É ainda mais fácil - o que falar com um vizinho no elevador - sobre esse assunto, e mesmo assim não existem matrizes culturais prontas que você reproduz, sem incluir a sua cabeça. E com isso, a troca de sinais "a gente se trata bem, a comunicação é segura" não acontece de forma que você não dê o seu melhor emocionalmente. E assim acontece: quando nos encontramos com um vizinho no elevador, desviamos o olhar, começamos a tirar o telefone, a olhar para o relógio … Porque o tempo deste encontro deve ser vivido de alguma forma.

- Ou seja, a frieza e a proximidade, que muitos marcam como um traço característico do nosso povo, é simplesmente consequência da ausência de estereótipos?

- Bem, sim. No verão, estive na Bulgária. Lá, se você entrar na loja e não cumprimentar o vendedor, ele muda imediatamente para o russo.

Claro, tudo tem seus prós e contras. Por um lado, a troca de frases sobre o tempo e sorrisos mútuos com pessoas indiferentes a você é incômoda, mas, por outro lado, é a economia de esforço e a estruturação de atos sociais. Nesse sentido, estamos muito perdidos.

Tendências modernas: do pathos ao cinismo

- Que manifestações psicológicas surgiram nos últimos vinte anos, após o colapso da URSS?

- A demonstração de sentimentos heróicos tornou-se indecente. É muito mais popular agora cair no outro extremo, como o cinismo. Agora, qualquer um que diga coisas pretensiosas é visto como um idiota ou mentiroso. Na verdade, isso também não é bom, porque pathos é uma parte normal da vida, parte do espectro emocional. Mas depois de envenenado com ele nos anos soviéticos, em nossa consciência pública, é completamente tabu.

Em nosso país, só um torcedor em estado de consciência muito alterado e com uma história de três litros de cerveja deve estar eufórico com o hasteamento da bandeira russa. E, por exemplo, os americanos consideram normal reagir dessa forma desde a manhã e com a mente renovada.
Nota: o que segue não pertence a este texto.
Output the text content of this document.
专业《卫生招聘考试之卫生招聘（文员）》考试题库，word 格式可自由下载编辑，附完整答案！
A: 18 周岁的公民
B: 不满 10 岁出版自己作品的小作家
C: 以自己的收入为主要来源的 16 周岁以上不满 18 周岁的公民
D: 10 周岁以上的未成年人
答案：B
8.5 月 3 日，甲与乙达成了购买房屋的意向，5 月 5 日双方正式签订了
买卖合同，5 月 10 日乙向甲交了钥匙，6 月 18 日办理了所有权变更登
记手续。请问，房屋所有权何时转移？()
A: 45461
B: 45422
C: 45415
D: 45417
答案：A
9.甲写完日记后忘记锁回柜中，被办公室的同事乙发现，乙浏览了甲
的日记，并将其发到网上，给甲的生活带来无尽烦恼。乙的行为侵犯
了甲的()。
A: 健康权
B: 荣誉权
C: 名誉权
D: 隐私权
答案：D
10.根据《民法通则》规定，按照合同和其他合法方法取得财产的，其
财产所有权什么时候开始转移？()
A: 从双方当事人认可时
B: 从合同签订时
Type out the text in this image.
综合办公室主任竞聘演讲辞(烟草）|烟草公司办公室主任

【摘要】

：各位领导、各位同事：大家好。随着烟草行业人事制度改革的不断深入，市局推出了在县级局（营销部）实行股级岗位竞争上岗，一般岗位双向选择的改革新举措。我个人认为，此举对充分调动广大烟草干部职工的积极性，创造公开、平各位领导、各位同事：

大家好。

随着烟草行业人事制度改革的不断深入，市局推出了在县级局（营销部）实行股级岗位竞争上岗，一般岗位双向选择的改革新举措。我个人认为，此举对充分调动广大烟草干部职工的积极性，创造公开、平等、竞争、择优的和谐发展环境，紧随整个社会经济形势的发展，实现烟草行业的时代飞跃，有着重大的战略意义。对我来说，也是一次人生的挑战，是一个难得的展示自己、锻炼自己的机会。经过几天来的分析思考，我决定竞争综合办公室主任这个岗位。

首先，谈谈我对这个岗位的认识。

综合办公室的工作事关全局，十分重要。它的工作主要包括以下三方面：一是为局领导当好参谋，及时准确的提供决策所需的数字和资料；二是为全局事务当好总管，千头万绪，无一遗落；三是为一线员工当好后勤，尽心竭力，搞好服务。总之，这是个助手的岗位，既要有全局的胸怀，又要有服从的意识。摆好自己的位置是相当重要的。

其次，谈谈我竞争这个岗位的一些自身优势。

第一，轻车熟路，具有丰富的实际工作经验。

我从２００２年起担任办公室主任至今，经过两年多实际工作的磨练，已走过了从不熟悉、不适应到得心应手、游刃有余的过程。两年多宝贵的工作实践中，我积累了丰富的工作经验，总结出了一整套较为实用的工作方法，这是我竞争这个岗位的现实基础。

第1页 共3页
- O que tem acontecido nos últimos anos na prática psicológica?

- Surgiu a escola de psicologia da pesquisa, especialmente em termos de problemas relacionados à idade. Mas a psicoterapia é chamada de uma coisa muito diferente e, às vezes, esbarrando no não profissionalismo nessa área, as pessoas têm problemas adicionais.

Muitos, voltando-se para psicólogos, ficaram desapontados e disseram: “Eu não vou a psicólogos, não porque não tenho problemas. É que são todos idiotas. Às vezes, essa é uma reação defensiva, e alguém pode realmente tropeçar em uma comunicação desrespeitosa e estupidez absoluta.

Mas, pelo menos em algumas cidades grandes, o tabu de admitir seus problemas psicológicos está gradualmente desaparecendo entre a parte instruída da população. As pessoas começam a recorrer a especialistas em conflitos familiares e problemas pessoais. Seria bom agora formar um sistema normal de educação psicoterapêutica na Rússia para que as pessoas obtenham o que precisam.